O Ministério da Educação e Ciência (MEC) defendeu esta segunda-feira, em comunicado, que os resultados obtidos pelos professores na prova de avaliação docente "vêm mostrar, mais uma vez, a necessidade desta prova na seleção dos candidatos à profissão".
"É nossa ambição, por um lado, que a profissão de professor seja das mais exigentes e, ao mesmo tempo, das mais desejadas e respeitadas e, por outro, que seja também um incentivo a uma maior exigência na formação inicial dos candidatos a professores", declarou a tutela, em comunicado, no dia em que o Instituto de Avaliação Educativa (IAVE) divulgou o relatório com os resultados da prova de avaliação de capacidades e conhecimentos (PACC), realizada em dezembro.
Quase 35% dos 2.490 docentes inscritos na prova de avaliação, que entregaram um exame válido, reprovaram no teste, e quase 290 obtiveram a sua segunda reprovação, na prova realizada em dezembro passado, revelou o Instituto de Avaliação Educativa (IAVE). Segundo o IAVE, 34,3% dos candidatos reprovaram na prova e, entre esses, há quase 290 candidatos - cerca de 11 por cento do total, com exame válido -, que reprovaram pela segunda vez, depois de terem chumbado na prova realizada em dezembro de 2013, ou em julho de 2014.
No comunicado, o MEC reafirma que a PACC "não é uma iniciativa isolada, mas sim parte fundamental de um conjunto de medidas", como a obrigatoriedade da realização de exames de Português e Matemática para todos os que se queiram matricular num curso de Educação, assim como o reforço da componente científica curricular da formação inicial dos professores.

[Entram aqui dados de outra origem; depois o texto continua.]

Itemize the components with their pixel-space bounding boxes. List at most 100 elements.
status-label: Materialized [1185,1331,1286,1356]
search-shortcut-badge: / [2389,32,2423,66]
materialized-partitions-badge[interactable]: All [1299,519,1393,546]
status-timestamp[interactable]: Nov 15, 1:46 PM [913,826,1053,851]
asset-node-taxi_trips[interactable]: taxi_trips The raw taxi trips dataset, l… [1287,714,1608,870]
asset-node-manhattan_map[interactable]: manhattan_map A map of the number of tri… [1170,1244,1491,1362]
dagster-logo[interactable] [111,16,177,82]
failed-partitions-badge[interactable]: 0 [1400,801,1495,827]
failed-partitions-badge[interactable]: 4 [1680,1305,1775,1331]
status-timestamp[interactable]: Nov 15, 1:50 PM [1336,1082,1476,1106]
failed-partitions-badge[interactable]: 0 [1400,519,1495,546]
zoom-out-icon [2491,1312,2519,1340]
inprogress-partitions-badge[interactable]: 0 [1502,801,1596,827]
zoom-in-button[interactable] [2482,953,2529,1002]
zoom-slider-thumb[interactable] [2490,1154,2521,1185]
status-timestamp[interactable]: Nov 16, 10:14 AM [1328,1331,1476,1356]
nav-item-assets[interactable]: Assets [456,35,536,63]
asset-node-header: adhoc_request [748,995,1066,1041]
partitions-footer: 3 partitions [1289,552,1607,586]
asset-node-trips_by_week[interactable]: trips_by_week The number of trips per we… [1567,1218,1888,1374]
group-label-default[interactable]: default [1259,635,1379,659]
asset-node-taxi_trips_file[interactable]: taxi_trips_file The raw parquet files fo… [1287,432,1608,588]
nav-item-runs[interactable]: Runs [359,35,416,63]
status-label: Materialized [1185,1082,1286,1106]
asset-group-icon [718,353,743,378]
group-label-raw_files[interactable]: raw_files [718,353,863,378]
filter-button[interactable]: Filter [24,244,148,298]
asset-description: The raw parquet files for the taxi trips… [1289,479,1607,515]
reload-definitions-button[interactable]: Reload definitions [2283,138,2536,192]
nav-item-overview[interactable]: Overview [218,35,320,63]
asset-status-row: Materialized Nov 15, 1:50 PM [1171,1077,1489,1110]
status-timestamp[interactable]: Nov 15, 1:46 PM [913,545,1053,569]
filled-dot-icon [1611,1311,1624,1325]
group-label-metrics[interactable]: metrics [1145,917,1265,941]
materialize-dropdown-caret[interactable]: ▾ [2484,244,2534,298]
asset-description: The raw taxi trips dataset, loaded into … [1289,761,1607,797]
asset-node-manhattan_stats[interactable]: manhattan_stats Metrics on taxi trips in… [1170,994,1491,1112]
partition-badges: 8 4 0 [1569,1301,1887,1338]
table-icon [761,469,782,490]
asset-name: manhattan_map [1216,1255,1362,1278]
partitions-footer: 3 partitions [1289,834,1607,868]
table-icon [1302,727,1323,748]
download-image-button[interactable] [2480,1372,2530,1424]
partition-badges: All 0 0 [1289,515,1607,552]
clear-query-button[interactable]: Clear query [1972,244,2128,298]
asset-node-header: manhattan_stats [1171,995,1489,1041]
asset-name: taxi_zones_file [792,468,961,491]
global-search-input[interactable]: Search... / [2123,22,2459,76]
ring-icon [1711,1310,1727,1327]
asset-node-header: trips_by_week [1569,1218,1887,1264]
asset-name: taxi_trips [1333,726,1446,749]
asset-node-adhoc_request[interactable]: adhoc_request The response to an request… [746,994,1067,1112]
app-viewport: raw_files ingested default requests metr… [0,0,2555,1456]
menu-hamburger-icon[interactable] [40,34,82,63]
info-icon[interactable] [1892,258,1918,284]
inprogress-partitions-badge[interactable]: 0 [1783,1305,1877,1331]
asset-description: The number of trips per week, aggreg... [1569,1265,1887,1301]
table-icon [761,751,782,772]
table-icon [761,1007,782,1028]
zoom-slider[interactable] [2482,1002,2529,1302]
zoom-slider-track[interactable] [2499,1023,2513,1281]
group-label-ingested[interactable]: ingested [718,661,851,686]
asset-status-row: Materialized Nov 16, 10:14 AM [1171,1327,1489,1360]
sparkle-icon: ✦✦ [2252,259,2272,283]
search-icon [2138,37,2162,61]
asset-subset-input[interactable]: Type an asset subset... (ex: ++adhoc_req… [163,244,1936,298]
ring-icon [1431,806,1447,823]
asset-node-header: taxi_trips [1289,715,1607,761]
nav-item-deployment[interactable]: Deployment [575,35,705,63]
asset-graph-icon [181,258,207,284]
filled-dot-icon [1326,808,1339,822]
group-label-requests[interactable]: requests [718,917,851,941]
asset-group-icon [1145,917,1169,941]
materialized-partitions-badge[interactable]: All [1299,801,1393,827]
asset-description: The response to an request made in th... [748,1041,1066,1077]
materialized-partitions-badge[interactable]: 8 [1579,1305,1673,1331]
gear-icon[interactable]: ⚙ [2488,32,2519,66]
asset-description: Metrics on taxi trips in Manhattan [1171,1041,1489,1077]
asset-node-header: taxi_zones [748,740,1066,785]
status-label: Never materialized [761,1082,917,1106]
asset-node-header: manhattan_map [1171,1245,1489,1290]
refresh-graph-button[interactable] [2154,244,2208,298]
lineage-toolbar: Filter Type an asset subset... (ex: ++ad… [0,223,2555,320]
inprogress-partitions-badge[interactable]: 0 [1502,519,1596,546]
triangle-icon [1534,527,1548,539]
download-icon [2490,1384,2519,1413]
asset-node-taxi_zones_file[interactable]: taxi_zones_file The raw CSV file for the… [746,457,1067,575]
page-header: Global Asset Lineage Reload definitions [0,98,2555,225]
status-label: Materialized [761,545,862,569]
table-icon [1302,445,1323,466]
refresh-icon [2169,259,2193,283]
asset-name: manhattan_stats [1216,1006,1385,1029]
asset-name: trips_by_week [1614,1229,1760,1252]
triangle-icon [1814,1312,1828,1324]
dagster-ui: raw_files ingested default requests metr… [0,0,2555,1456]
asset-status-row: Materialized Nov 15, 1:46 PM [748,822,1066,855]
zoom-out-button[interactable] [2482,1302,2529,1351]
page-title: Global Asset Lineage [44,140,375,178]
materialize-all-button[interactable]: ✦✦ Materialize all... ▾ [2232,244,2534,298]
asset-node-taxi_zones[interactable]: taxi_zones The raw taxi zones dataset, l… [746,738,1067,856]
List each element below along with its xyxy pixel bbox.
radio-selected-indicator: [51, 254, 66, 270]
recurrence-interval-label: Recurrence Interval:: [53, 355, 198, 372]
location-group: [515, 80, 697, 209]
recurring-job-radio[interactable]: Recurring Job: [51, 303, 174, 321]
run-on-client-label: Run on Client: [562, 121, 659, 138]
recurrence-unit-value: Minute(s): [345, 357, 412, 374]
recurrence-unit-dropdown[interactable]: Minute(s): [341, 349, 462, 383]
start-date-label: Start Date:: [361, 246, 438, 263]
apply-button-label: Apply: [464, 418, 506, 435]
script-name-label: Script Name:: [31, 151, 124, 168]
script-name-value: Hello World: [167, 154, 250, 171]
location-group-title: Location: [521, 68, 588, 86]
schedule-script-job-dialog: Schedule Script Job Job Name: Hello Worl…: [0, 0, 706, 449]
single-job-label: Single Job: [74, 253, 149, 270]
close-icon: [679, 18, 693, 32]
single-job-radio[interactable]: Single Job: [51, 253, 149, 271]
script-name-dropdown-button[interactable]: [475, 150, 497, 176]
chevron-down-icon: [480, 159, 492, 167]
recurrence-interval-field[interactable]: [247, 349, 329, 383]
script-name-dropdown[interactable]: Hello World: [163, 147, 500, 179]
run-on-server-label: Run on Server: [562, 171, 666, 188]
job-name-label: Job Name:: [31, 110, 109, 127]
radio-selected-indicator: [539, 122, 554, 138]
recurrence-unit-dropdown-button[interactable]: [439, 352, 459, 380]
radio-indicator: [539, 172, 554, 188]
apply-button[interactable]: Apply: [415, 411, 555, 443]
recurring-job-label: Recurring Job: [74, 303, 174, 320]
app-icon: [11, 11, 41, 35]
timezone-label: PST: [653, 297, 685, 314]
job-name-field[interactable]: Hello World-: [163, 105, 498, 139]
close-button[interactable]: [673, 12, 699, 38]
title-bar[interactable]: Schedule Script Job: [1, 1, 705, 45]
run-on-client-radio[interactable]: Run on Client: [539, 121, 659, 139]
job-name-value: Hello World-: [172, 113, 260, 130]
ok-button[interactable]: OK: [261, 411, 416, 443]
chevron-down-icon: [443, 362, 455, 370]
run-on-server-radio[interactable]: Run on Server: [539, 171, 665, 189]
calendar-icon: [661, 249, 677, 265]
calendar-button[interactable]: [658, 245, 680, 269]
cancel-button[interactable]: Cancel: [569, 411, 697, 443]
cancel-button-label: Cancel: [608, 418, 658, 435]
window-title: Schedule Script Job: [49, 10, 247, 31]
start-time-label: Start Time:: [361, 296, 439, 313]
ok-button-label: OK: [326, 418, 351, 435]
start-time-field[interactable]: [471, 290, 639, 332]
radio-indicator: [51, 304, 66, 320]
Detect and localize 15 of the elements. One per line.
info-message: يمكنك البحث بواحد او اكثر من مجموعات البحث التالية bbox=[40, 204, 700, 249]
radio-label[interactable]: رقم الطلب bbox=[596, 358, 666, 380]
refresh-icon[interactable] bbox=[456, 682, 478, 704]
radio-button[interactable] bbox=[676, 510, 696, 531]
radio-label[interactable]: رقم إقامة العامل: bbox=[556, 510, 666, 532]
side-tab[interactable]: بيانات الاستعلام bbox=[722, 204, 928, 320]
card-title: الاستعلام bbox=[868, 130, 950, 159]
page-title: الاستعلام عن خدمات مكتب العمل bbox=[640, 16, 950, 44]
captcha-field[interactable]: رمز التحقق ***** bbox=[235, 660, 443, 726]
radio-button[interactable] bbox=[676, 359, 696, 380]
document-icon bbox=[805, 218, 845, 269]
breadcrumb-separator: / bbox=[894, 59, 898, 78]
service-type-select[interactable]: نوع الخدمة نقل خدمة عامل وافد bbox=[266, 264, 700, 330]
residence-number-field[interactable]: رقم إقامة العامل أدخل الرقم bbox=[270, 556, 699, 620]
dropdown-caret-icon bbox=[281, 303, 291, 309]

De acordo com os resultados esta segunda-feira conhecidos, há 854 professores que, por terem reprovado na prova, ficam impedidos de se inscrever na componente específica, que deverá decorrer durante o mês de fevereiro, e para a qual a Federação Nacional dos Professores (Fenprof), já entregou um pré-aviso de greve, extensível a todo o serviço à prova prestado pelos docentes.
A PACC, realizada por todos os docentes contratados com menos de cinco anos de experiência, é condição essencial para aceder à carreira docente. A prova, uma das bandeiras políticas do ministro da Educação, Nuno Crato, que a defende como condição essencial para melhorar a qualidade do ensino nas escolas portuguesas, tem sido alvo de forte contestação sindical, tendo a sua primeira edição, em 2013, motivado protestos que obrigaram a tutela a agendar uma segunda data para a realização da componente comum para todos aqueles que foram impedidos de a fazer na data marcada.